The 37-year-old had, through his lawyer, applied to leave jail with an electronic tag and live with the uncle of a woman with whom he has a child with, but US prosecutors opposed the bail application.
According to UAE’s The National, the prosecutors said Hushpuppi could commit crimes with just a smartphone and an internet connection, and that he posed too much of a flight risk.
Pissetzky however countered that his client had too much to lose if he flees from the United States.
“He is loved and respected. He is a celebrity,” he told the trial judge, Jeffrey Gilbert in Chicago.
“I don’t see the reason why he would want to ruin his credibility in the world and his status rather than stay here and face this allegation.
“Anywhere he goes, people will know. Having grown up very poor in Nigeria, Mr Abbas is now paid to pose with high-priced items such as Louis Vuitton bags that people would buy after seeing his posts on Instagram.
“He is an influencer. That’s a job today, as much as it is hard to imagine. That’s a full-time job.”

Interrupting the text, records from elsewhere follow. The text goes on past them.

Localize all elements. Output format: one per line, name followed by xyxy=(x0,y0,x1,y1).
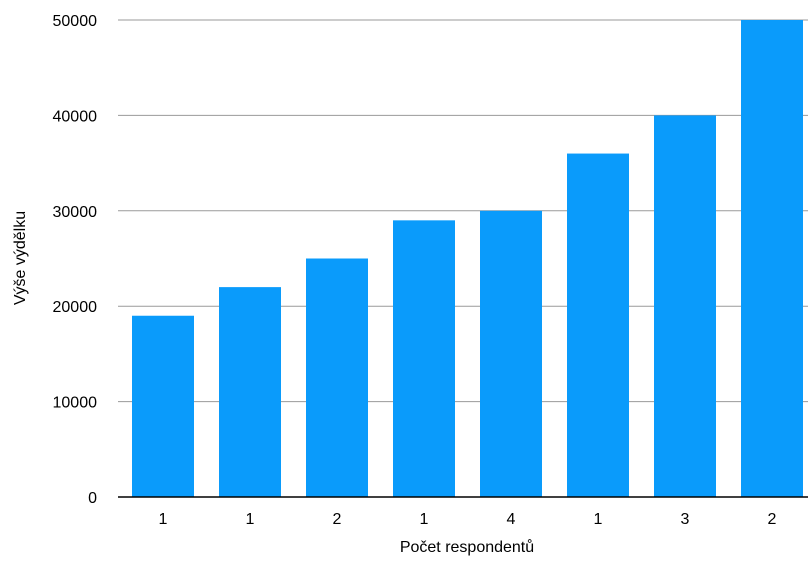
y-tick-label: 40000 xyxy=(53,108,98,125)
bar xyxy=(132,315,194,497)
y-tick-label: 50000 xyxy=(53,13,98,30)
y-tick-label: 10000 xyxy=(53,395,98,412)
y-tick-labels: 0 10000 20000 30000 40000 50000 xyxy=(53,13,98,507)
bar xyxy=(393,220,455,497)
bar xyxy=(567,153,629,497)
y-tick-label: 0 xyxy=(88,490,97,507)
y-tick-label: 30000 xyxy=(53,204,98,221)
x-tick-label: 1 xyxy=(159,511,168,528)
x-tick-labels: 1 1 2 1 4 1 3 2 xyxy=(159,511,777,528)
bar xyxy=(306,258,368,497)
y-tick-label: 20000 xyxy=(53,299,98,316)
bar xyxy=(219,287,281,497)
x-tick-label: 3 xyxy=(681,511,690,528)
bar xyxy=(741,20,803,497)
y-axis-title: Výše výdělku xyxy=(12,211,29,305)
bar xyxy=(480,210,542,498)
x-tick-label: 1 xyxy=(420,511,429,528)
x-tick-label: 2 xyxy=(768,511,777,528)
bars xyxy=(132,20,803,498)
x-tick-label: 1 xyxy=(246,511,255,528)
bar xyxy=(654,115,716,498)
x-tick-label: 2 xyxy=(333,511,342,528)
x-tick-label: 1 xyxy=(594,511,603,528)
x-tick-label: 4 xyxy=(507,511,516,528)
x-axis-title: Počet respondentů xyxy=(400,538,534,556)
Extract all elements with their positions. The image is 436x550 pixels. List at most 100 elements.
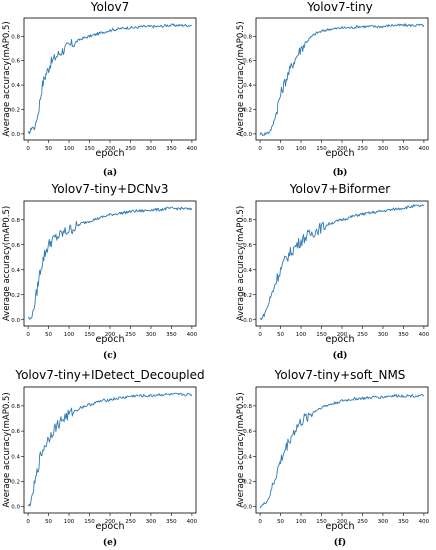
panel-caption: (f) [334,537,346,548]
y-axis-label: Average accuracy(mAP0.5) [236,21,246,136]
x-tick-label: 150 [84,146,95,152]
x-tick-label: 250 [125,332,136,338]
y-tick-label: 0.8 [243,34,252,40]
y-tick-label: 0.4 [243,83,252,89]
x-tick-label: 200 [105,146,116,152]
y-tick-label: 0.2 [243,108,252,114]
plot-frame [255,386,429,514]
y-axis-label: Average accuracy(mAP0.5) [2,392,12,507]
x-tick-label: 0 [26,146,30,152]
chart-title: Yolov7-tiny+soft_NMS [274,368,406,382]
y-tick-label: 0.6 [243,59,252,65]
y-tick-label: 0.0 [243,318,252,324]
x-tick-label: 0 [26,519,30,525]
series-line [259,204,425,320]
x-tick-label: 200 [337,332,348,338]
x-tick-label: 100 [296,332,307,338]
chart-panel-1: 0 50 100 150 200 250 300 350 400 0.0 0.2 0.4 0.6 0.8 Y… [2,0,198,178]
x-tick-label: 100 [296,519,307,525]
x-tick-label: 400 [187,146,198,152]
y-axis-label: Average accuracy(mAP0.5) [2,206,12,321]
y-tick-label: 0.6 [11,429,20,435]
x-tick-label: 300 [146,332,157,338]
y-tick-label: 0.8 [11,34,20,40]
x-tick-label: 150 [84,332,95,338]
x-tick-label: 300 [378,332,389,338]
x-tick-label: 300 [378,146,389,152]
chart-panel-3: 0 50 100 150 200 250 300 350 400 0.0 0.2 0.4 0.6 0.8 Y… [2,182,198,361]
x-tick-label: 50 [277,332,284,338]
x-tick-label: 300 [378,519,389,525]
chart-panel-5: 0 50 100 150 200 250 300 350 400 0.0 0.2 0.4 0.6 0.8 Y… [2,368,205,548]
y-tick-label: 0.4 [11,268,20,274]
y-tick-label: 0.8 [11,218,20,224]
x-tick-label: 250 [125,519,136,525]
y-tick-label: 0.4 [243,268,252,274]
y-tick-label: 0.0 [11,505,20,511]
x-tick-label: 0 [26,332,30,338]
series-line [27,23,192,135]
x-tick-label: 0 [258,332,262,338]
x-tick-label: 400 [187,332,198,338]
x-tick-label: 250 [357,332,368,338]
x-axis-label: epoch [96,148,125,159]
x-tick-label: 50 [45,519,52,525]
chart-title: Yolov7-tiny+DCNv3 [51,182,169,196]
x-tick-label: 350 [398,519,409,525]
x-tick-label: 400 [419,146,430,152]
x-tick-label: 0 [258,146,262,152]
x-axis-label: epoch [326,148,355,159]
x-tick-label: 400 [419,332,430,338]
x-tick-label: 100 [64,332,75,338]
y-tick-label: 0.2 [243,480,252,486]
x-tick-label: 50 [277,519,284,525]
panel-caption: (c) [103,350,117,361]
y-tick-label: 0.6 [243,429,252,435]
x-tick-label: 150 [316,332,327,338]
y-tick-label: 0.0 [11,132,20,138]
x-tick-label: 350 [398,146,409,152]
x-tick-label: 400 [419,519,430,525]
x-tick-label: 400 [187,519,198,525]
chart-title: Yolov7-tiny+IDetect_Decoupled [14,368,204,382]
plot-frame [23,17,197,141]
y-tick-label: 0.4 [243,454,252,460]
x-tick-label: 200 [337,519,348,525]
x-tick-label: 50 [45,332,52,338]
y-tick-label: 0.2 [11,293,20,299]
x-axis-label: epoch [96,334,125,345]
panel-caption: (e) [103,537,117,548]
x-tick-label: 300 [146,519,157,525]
chart-title: Yolov7-tiny [306,0,373,14]
chart-panel-2: 0 50 100 150 200 250 300 350 400 0.0 0.2 0.4 0.6 0.8 Y… [236,0,430,178]
panel-caption: (a) [103,167,117,178]
y-tick-label: 0.0 [243,505,252,511]
y-axis-label: Average accuracy(mAP0.5) [2,21,12,136]
x-tick-label: 200 [105,332,116,338]
x-tick-label: 350 [166,332,177,338]
x-tick-label: 150 [316,519,327,525]
y-tick-label: 0.8 [243,218,252,224]
x-tick-label: 150 [316,146,327,152]
y-tick-label: 0.2 [11,480,20,486]
y-axis-label: Average accuracy(mAP0.5) [236,206,246,321]
y-tick-label: 0.6 [11,59,20,65]
plot-frame [23,200,197,327]
y-tick-label: 0.2 [11,108,20,114]
y-tick-label: 0.8 [243,404,252,410]
y-tick-label: 0.0 [11,318,20,324]
x-axis-label: epoch [326,521,355,532]
panel-caption: (d) [333,350,348,361]
x-tick-label: 100 [64,519,75,525]
panel-caption: (b) [333,167,348,178]
series-line [259,393,424,509]
chart-panel-6: 0 50 100 150 200 250 300 350 400 0.0 0.2 0.4 0.6 0.8 Y… [236,368,430,548]
x-tick-label: 200 [105,519,116,525]
x-tick-label: 250 [357,146,368,152]
y-tick-label: 0.8 [11,404,20,410]
x-tick-label: 100 [296,146,307,152]
series-line [27,206,193,320]
plot-frame [255,17,429,141]
y-tick-label: 0.4 [11,454,20,460]
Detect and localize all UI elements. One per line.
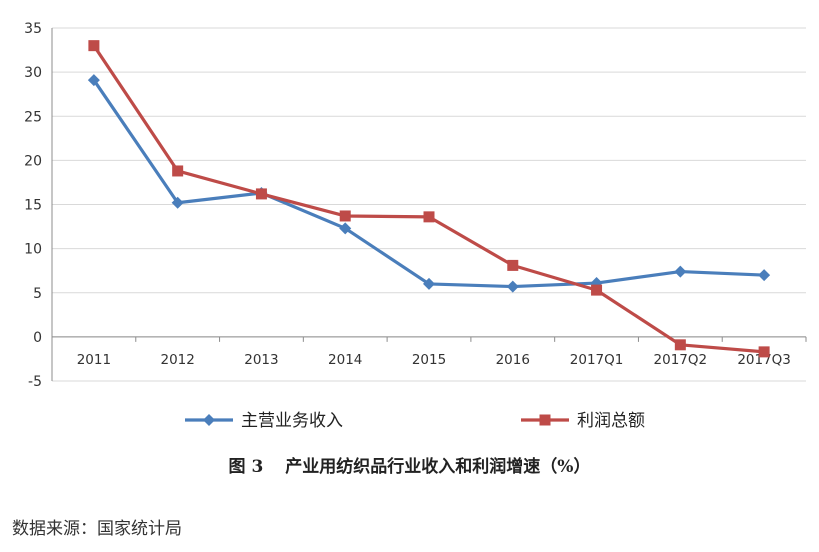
x-tick-label: 2017Q2 — [654, 352, 708, 368]
data-point — [255, 188, 267, 200]
data-point — [758, 346, 770, 358]
data-point — [171, 196, 184, 209]
y-tick-label: 10 — [24, 242, 42, 258]
data-point — [591, 284, 603, 296]
x-axis: 2011 2012 2013 2014 2015 2016 2017Q1 2017Q2 2017… — [51, 336, 807, 368]
y-tick-label: 35 — [24, 21, 42, 37]
series-line-1 — [92, 79, 765, 289]
x-tick-label: 2011 — [77, 352, 111, 368]
legend-label-1: 主营业务收入 — [241, 411, 343, 431]
grid-lines — [52, 27, 806, 382]
figure-caption: 图 3 产业用纺织品行业收入和利润增速（%） — [0, 452, 819, 477]
data-point — [423, 277, 435, 290]
y-tick-label: 15 — [24, 198, 42, 214]
x-tick-label: 2016 — [496, 352, 530, 368]
data-point — [339, 210, 351, 222]
data-point — [507, 259, 519, 271]
y-tick-label: -5 — [28, 374, 42, 390]
x-tick-label: 2013 — [244, 352, 278, 368]
data-point — [674, 265, 687, 278]
data-point — [87, 74, 100, 87]
legend: 主营业务收入 利润总额 — [185, 411, 645, 431]
y-tick-label: 20 — [24, 153, 42, 169]
data-point — [506, 280, 519, 293]
x-tick-label: 2017Q1 — [570, 352, 624, 368]
legend-marker-1 — [203, 414, 215, 426]
data-point — [88, 40, 100, 52]
figure-number: 图 3 — [228, 457, 264, 477]
series-layer — [87, 40, 771, 358]
figure-title: 产业用纺织品行业收入和利润增速（%） — [285, 457, 591, 477]
x-tick-label: 2014 — [328, 352, 362, 368]
data-point — [172, 165, 184, 177]
x-tick-label: 2017Q3 — [737, 352, 791, 368]
y-tick-label: 25 — [24, 109, 42, 125]
y-axis: -5 0 5 10 15 20 25 30 35 — [24, 21, 53, 390]
legend-label-2: 利润总额 — [577, 411, 645, 431]
legend-marker-2 — [539, 414, 551, 426]
data-point — [758, 269, 771, 282]
x-tick-label: 2015 — [412, 352, 446, 368]
data-point — [339, 222, 352, 235]
series-line-2 — [92, 44, 765, 354]
x-tick-label: 2012 — [160, 352, 194, 368]
data-source: 数据来源：国家统计局 — [12, 519, 182, 539]
data-point — [423, 211, 435, 223]
y-tick-label: 30 — [24, 65, 42, 81]
y-tick-label: 5 — [33, 286, 42, 302]
y-tick-label: 0 — [33, 330, 42, 346]
data-point — [674, 339, 686, 351]
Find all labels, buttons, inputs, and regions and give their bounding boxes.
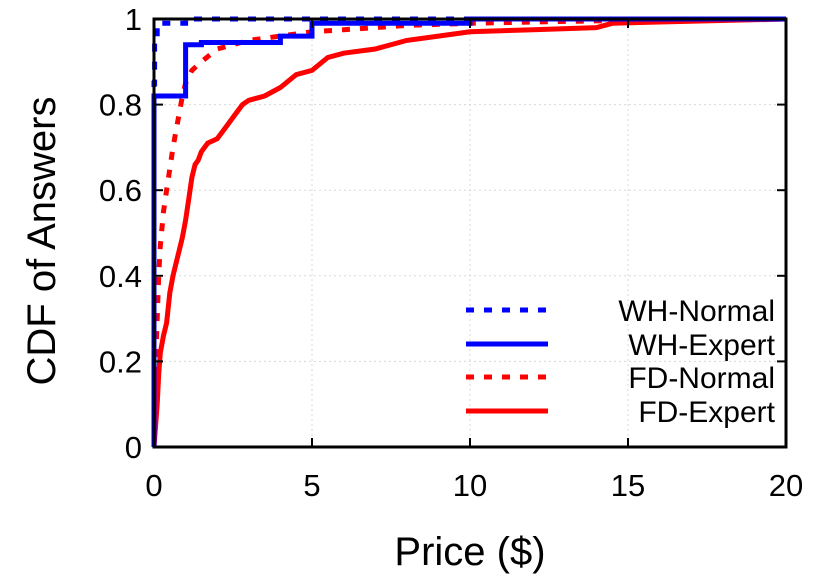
y-tick-label: 0.2 bbox=[99, 344, 142, 379]
x-tick-label: 20 bbox=[769, 468, 803, 503]
x-tick-label: 10 bbox=[453, 468, 487, 503]
series-line-fd-normal bbox=[151, 16, 787, 448]
x-tick-label: 0 bbox=[145, 468, 162, 503]
legend-label: WH-Expert bbox=[628, 329, 775, 362]
x-axis-label: Price ($) bbox=[394, 530, 545, 574]
y-tick-label: 0.6 bbox=[99, 173, 142, 208]
legend-label: FD-Normal bbox=[628, 362, 775, 395]
legend-label: FD-Expert bbox=[638, 396, 775, 429]
series-line-wh-expert bbox=[151, 16, 786, 447]
y-tick-label: 0.4 bbox=[99, 259, 142, 294]
y-tick-labels: 0 0.2 0.4 0.6 0.8 1 bbox=[99, 2, 142, 465]
series-line-fd-expert bbox=[151, 16, 787, 448]
y-tick-label: 0 bbox=[125, 430, 142, 465]
legend-label: WH-Normal bbox=[618, 295, 775, 328]
axis-ticks bbox=[153, 18, 787, 448]
y-tick-label: 0.8 bbox=[99, 88, 142, 123]
x-tick-label: 5 bbox=[303, 468, 320, 503]
y-tick-label: 1 bbox=[125, 2, 142, 37]
x-tick-labels: 0 5 10 15 20 bbox=[145, 468, 803, 503]
y-axis-label: CDF of Answers bbox=[20, 97, 64, 386]
x-tick-label: 15 bbox=[611, 468, 645, 503]
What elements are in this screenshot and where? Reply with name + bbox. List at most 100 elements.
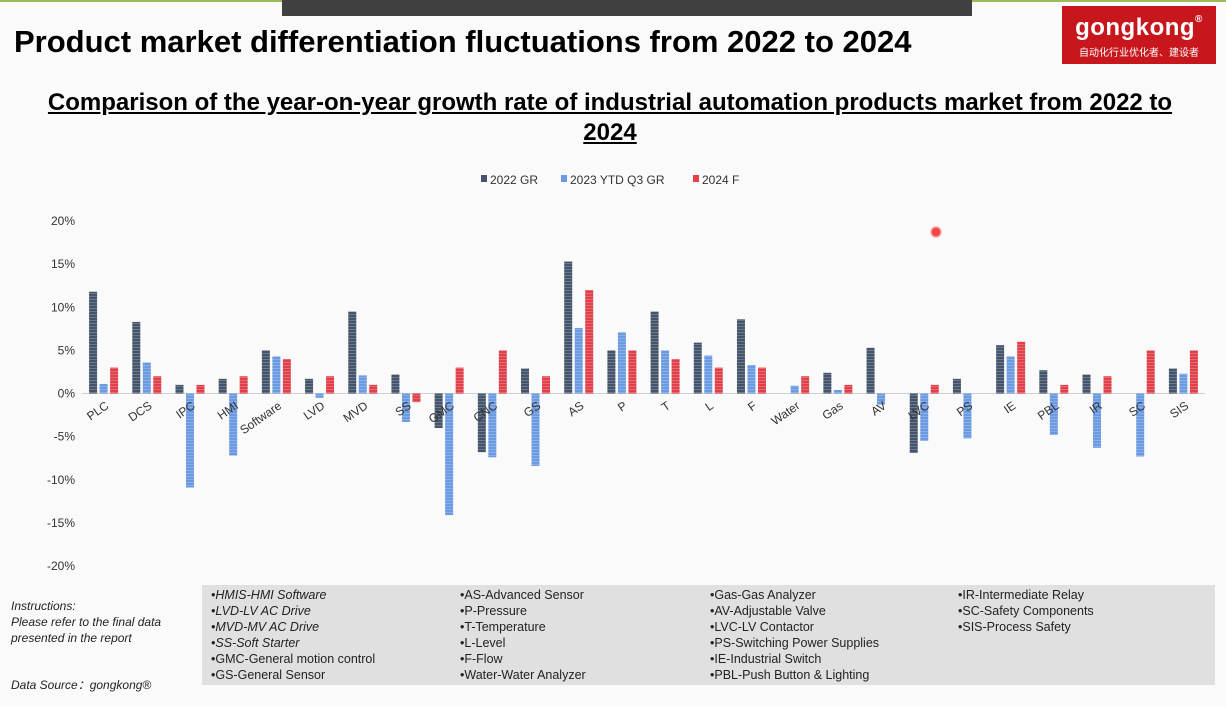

Justice Gilbert who watched the proceedings from a prison video link, however, denied Hushpuppi’s request for bail on grounds of him being a flight risk and ordered that the suspected Nigerian fraudster be remanded in custody until he is taken to a court in California.
Hushpuppi was arrested in Dubai and extradited to the US.
He is facing criminal charges for “conspiring to launder hundreds of millions of dollars from Business Email Compromise (BEC) frauds and other scams, including schemes targeting a U.S. law firm, a foreign bank and an English Premier League soccer club.